– Что?
– Каждый человек – типичный случай. Что бы с тобой ни произошло, что бы ты ни чувствовала – это уже обязательно было до тебя с кем-нибудь другим. Мир невозможно удивить чем-то новым.
– Хочешь сказать, такое уже случалось? – догадываюсь. – Люди исчезали, а потом возвращались и не могли ничего вспомнить?
– Именно так. – Миша снова утыкается в монитор. – Нам даже не надо ходить далеко за примером. Я кое-что нашел в интернете.
– Что там? – пытаюсь заглянуть, но ничего не видно.
– В нашем городе двадцать лет назад уже было такое. Школьники исчезли, их искали и не нашли.
– А потом они снова появились?
– Да. И точно также говорили, что никуда не пропадали.

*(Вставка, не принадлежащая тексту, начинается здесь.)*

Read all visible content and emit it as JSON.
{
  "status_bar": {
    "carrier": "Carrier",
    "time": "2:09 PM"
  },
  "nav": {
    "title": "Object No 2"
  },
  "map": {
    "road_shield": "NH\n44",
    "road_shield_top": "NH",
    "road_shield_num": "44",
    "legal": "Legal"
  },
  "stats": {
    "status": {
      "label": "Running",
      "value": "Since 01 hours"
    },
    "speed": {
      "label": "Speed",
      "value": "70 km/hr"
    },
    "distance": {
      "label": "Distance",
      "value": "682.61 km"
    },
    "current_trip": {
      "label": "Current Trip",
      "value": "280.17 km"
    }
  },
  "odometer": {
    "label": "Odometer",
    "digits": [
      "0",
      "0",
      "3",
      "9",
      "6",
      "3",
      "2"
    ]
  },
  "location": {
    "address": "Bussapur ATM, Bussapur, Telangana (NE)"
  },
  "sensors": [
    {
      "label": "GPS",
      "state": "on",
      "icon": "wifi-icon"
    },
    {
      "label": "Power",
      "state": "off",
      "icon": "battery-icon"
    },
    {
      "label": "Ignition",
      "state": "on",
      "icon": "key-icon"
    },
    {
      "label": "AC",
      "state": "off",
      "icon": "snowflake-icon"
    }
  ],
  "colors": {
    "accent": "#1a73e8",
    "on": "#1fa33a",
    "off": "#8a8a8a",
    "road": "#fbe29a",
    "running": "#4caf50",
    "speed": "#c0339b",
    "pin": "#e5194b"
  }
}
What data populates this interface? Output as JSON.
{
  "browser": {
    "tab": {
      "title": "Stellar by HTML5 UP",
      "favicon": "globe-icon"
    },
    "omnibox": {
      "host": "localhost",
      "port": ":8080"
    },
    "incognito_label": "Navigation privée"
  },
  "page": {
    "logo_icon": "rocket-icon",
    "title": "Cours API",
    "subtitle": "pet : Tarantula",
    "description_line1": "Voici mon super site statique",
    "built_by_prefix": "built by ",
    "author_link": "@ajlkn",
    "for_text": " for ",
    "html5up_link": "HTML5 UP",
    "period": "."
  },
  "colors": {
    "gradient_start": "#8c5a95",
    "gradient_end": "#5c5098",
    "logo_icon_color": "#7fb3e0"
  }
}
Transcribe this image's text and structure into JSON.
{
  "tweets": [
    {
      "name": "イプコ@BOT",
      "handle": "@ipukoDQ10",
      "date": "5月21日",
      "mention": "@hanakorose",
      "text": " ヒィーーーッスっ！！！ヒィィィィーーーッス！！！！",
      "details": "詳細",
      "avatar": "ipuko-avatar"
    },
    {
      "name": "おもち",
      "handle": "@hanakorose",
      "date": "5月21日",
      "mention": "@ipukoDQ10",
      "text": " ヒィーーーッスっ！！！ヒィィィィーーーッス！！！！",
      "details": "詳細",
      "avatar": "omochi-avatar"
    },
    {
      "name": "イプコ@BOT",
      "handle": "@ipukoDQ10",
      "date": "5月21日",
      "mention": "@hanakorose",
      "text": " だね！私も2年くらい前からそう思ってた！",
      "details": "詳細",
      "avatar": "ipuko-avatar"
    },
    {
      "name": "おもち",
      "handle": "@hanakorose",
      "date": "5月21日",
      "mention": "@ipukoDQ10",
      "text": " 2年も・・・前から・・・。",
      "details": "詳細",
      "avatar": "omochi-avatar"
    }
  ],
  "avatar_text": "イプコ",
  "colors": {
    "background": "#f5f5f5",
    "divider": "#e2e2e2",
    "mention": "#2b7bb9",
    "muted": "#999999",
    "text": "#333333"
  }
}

– И что в итоге выяснилось?
Миша жмет плечами:
– Тут слишком мало информации. Нужно идти в городскую библиотеку и поднимать старые газеты за то время.
– Серьезно? Я думала, в интернете есть все.
– Если это не касается событий двадцатилетней давности в провинциальном городишке у черта на рогах. Кому надо размещать всю эту информацию в сети?
Он поднимается, подхватывает со стула сумку с учебниками.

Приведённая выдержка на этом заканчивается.